Image Processing apps are provided by MATLAB in the form of a toolbox that helps us in automating commonly used image processing techniques and workflows by enabling interactive segmentation of image data, comparison of image registration methods, and batch processing of large datasets. Image processing in MATLAB lets us explore any image or video and make changes like adjusting the contrast, manipulating ROI (regions of interest) and create histograms to understand the definition of the image.
Here is the list of some of the most commonly used functions for processing image in MATLAB:
- imread(): This function is used to read or load the image which we want to process
- imshow(): This function is used to display the image that we have loaded
- imagesc(): This function is used to display the image by utilizing the full set of colors present in the colormap. A color scale can also be used after calling this function to get a better idea of the colors present
- imhist(): Using This function we can check how the pixel intensity of the image is distributed
- histeq(): Using this function we can edit the contrast of our image
- imwrite(): This function is used to insert our edited image into a file
- iminfo(): This function is used to confirm if our edited file is loaded into a disk file
Functions for Matlab Images
Let us now understand the use of all the above functions in MATLAB. We will use an image that is stored in MATLAB’s image processing app and will execute all the above functions in steps for that image.
Step 1
In the first step, we Load or Read the image into our workspace.
Code:
imageInput = imread ('moon.tif');
[‘imread’ will read the image and will store it in the array ‘imageInput’]
Step 2
In this step we will display our image in the workspace.
Code:
imshow (imageInput)
[‘imshow’ will display the image as output in the workspace]

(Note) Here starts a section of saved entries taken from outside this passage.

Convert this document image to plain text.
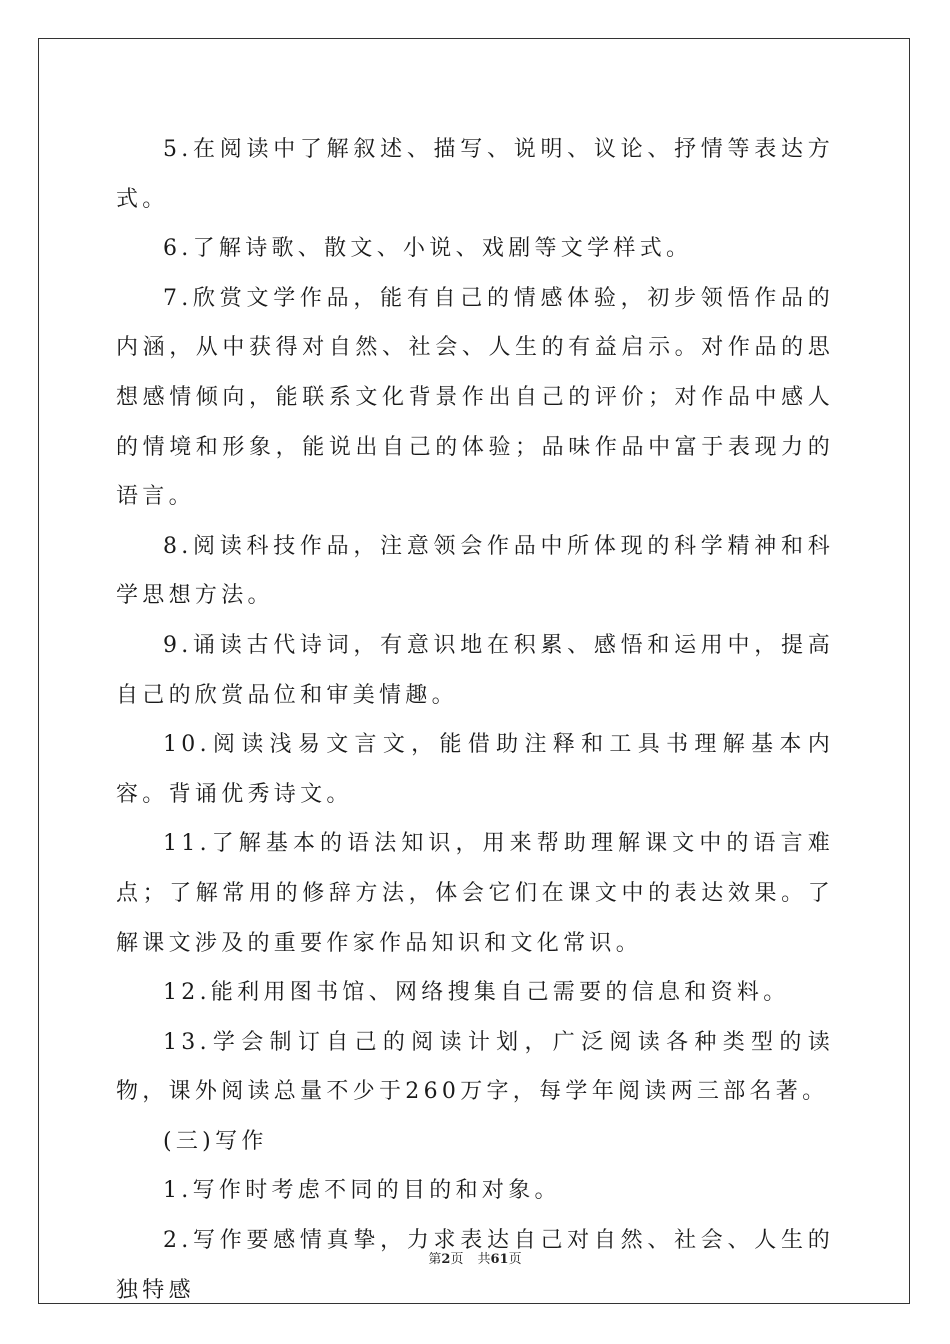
5.在阅读中了解叙述、描写、说明、议论、抒情等表达方式。

6.了解诗歌、散文、小说、戏剧等文学样式。

7.欣赏文学作品，能有自己的情感体验，初步领悟作品的内涵，从中获得对自然、社会、人生的有益启示。对作品的思想感情倾向，能联系文化背景作出自己的评价；对作品中感人的情境和形象，能说出自己的体验；品味作品中富于表现力的语言。

8.阅读科技作品，注意领会作品中所体现的科学精神和科学思想方法。

9.诵读古代诗词，有意识地在积累、感悟和运用中，提高自己的欣赏品位和审美情趣。

10.阅读浅易文言文，能借助注释和工具书理解基本内容。背诵优秀诗文。

11.了解基本的语法知识，用来帮助理解课文中的语言难点；了解常用的修辞方法，体会它们在课文中的表达效果。了解课文涉及的重要作家作品知识和文化常识。

12.能利用图书馆、网络搜集自己需要的信息和资料。

13.学会制订自己的阅读计划，广泛阅读各种类型的读物，课外阅读总量不少于260万字，每学年阅读两三部名著。

(三)写作

1.写作时考虑不同的目的和对象。

2.写作要感情真挚，力求表达自己对自然、社会、人生的独特感

第2页 共61页
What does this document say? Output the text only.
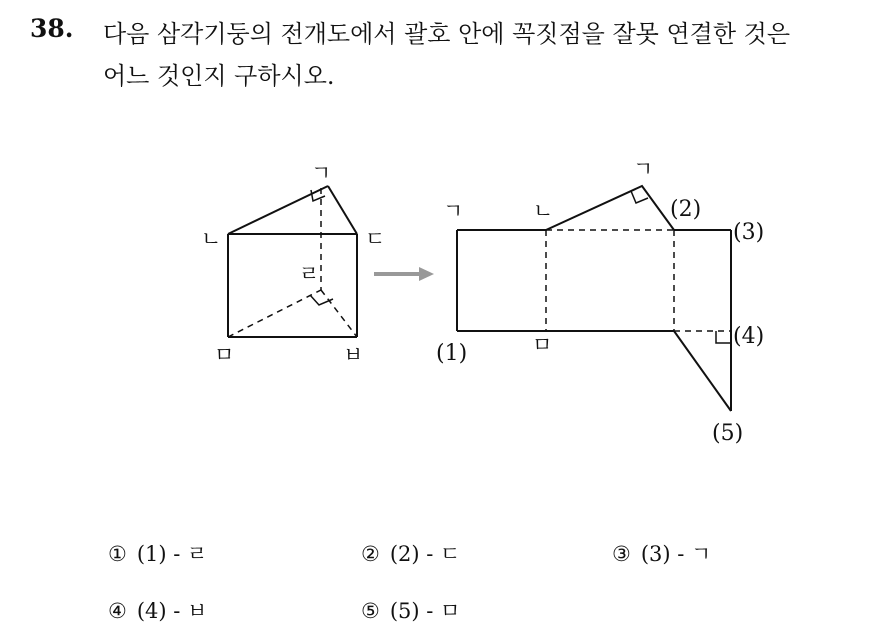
38. 다음 삼각기둥의 전개도에서 괄호 안에 꼭짓점을 잘못 연결한 것은
어느 것인지 구하시오.
ㄱ
ㄴ	ㄷ
ㄹ
ㅁ	ㅂ
ㄱ	ㄴ
ㄱ
ㅁ
(1)
(2)
(3)
(4)
(5)
① (1) - ㄹ	② (2) - ㄷ	③ (3) - ㄱ
④ (4) - ㅂ	⑤ (5) - ㅁ
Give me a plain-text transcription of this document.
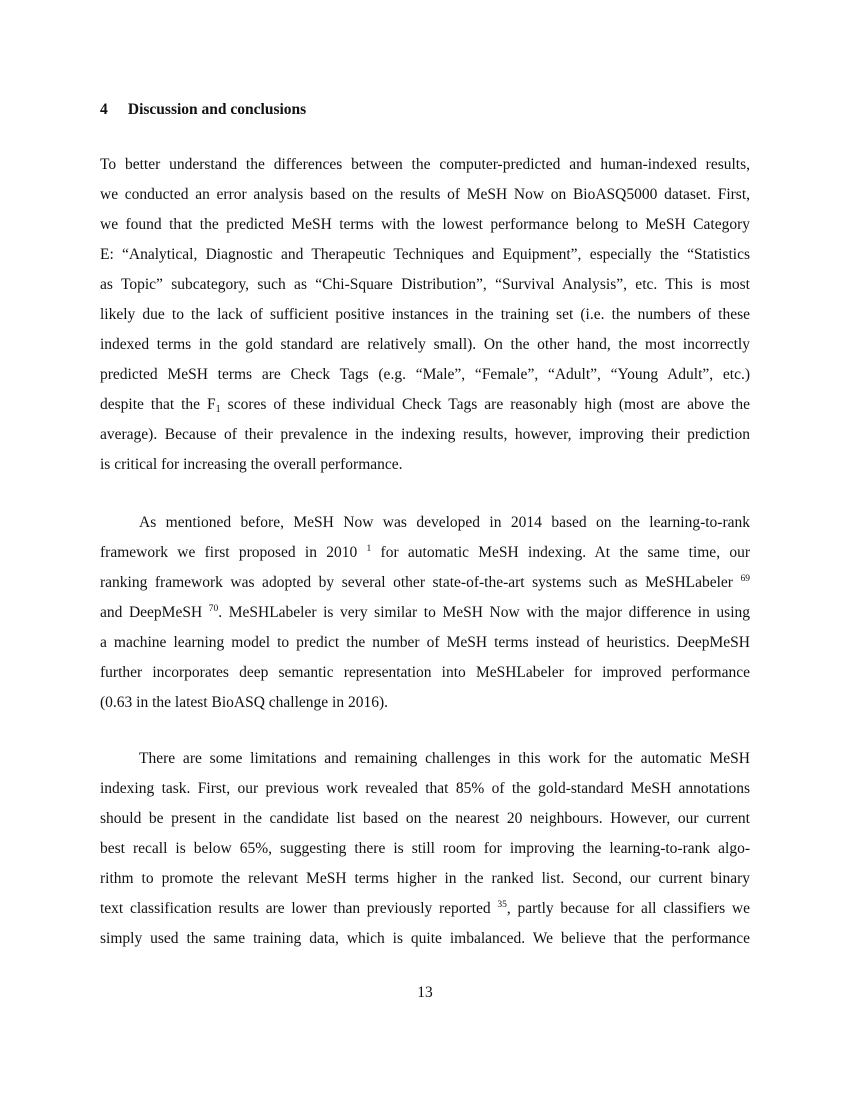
4 Discussion and conclusions
To better understand the differences between the computer-predicted and human-indexed results,
we conducted an error analysis based on the results of MeSH Now on BioASQ5000 dataset. First,
we found that the predicted MeSH terms with the lowest performance belong to MeSH Category
E: “Analytical, Diagnostic and Therapeutic Techniques and Equipment”, especially the “Statistics
as Topic” subcategory, such as “Chi-Square Distribution”, “Survival Analysis”, etc. This is most
likely due to the lack of sufficient positive instances in the training set (i.e. the numbers of these
indexed terms in the gold standard are relatively small). On the other hand, the most incorrectly
predicted MeSH terms are Check Tags (e.g. “Male”, “Female”, “Adult”, “Young Adult”, etc.)
despite that the $F_1$ scores of these individual Check Tags are reasonably high (most are above the
average). Because of their prevalence in the indexing results, however, improving their prediction
is critical for increasing the overall performance.
As mentioned before, MeSH Now was developed in 2014 based on the learning-to-rank
framework we first proposed in 2010 $^1$ for automatic MeSH indexing. At the same time, our
ranking framework was adopted by several other state-of-the-art systems such as MeSHLabeler $^{69}$
and DeepMeSH $^{70}$. MeSHLabeler is very similar to MeSH Now with the major difference in using
a machine learning model to predict the number of MeSH terms instead of heuristics. DeepMeSH
further incorporates deep semantic representation into MeSHLabeler for improved performance
(0.63 in the latest BioASQ challenge in 2016).
There are some limitations and remaining challenges in this work for the automatic MeSH
indexing task. First, our previous work revealed that 85% of the gold-standard MeSH annotations
should be present in the candidate list based on the nearest 20 neighbours. However, our current
best recall is below 65%, suggesting there is still room for improving the learning-to-rank algo-
rithm to promote the relevant MeSH terms higher in the ranked list. Second, our current binary
text classification results are lower than previously reported $^{35}$, partly because for all classifiers we
simply used the same training data, which is quite imbalanced. We believe that the performance
13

As we can see in the output, the image is loaded in our workspace.
Step 3
In this step we will display our image with the colors from the colormap. We will also use a color bar to check the intensity of the colors.
Code:
imagesc (imageInput)
[‘imagesc’ will display the image with a full range of colors from the colormap]
colorbar
[‘colorbar’ is used to display a scale next to the image to check the intensity of the colors]

As we can see in the output, the image is displayed and has a full range of colors in the colormap and we also have a color bar next to it.
Step 4
In this step we will check the intensity of pixels in our image. We will be using the figure function to display the intensity in the form of a histogram.
Code:
figure
[Used to display the histogram for intensity]
imhist (imageInput)
[‘imhist’ will create distribution of the pixel intensities]

As we can see in the output, the range of pixel intensity for our image is very narrow, i.e the values are concentrated in a small range at the beginning.
Step 5
In this step, we will edit the contrast of our image. This is done because we found in the above step, that our image has very narrow pixel intensity.
Code:
newImage = histeq (imageInput);
[‘histeq function will improve the pixel intensity or we can say that it will improve the contrast of our image]
figure
[Displaying our new image (with improved contrast]
imshow (newImage)

As we can see in the output, the contrast of our image has changed drastically.
Step 6
In this step, let us call ‘imhist’ function again with ‘newImage’ as the input. This will confirm that contrast or pixel intensities of the new image created are now distributed in a better way
Code:
figure
imhist (newImage)

As we can see in the histogram above, the pixel intensities of the new image created are now distributed in a better way.
Step 7
In this step, we will insert the new image into disk file.
Code:
imwrite (newImage, 'moon2.png');
[Using ‘imwrite’ to save the image in disk file]
Step 8
Finally, we will confirm if our image is saved in the disk file or not using the ‘iminfo’ function. This will also give us all other details like file size, format, width, height, etc.
Code:
imfinfo ('moon2.png')
[Getting the information of the saved file]

As we can see in the output, the file is saved as expected by us. We also have all other information related to the image.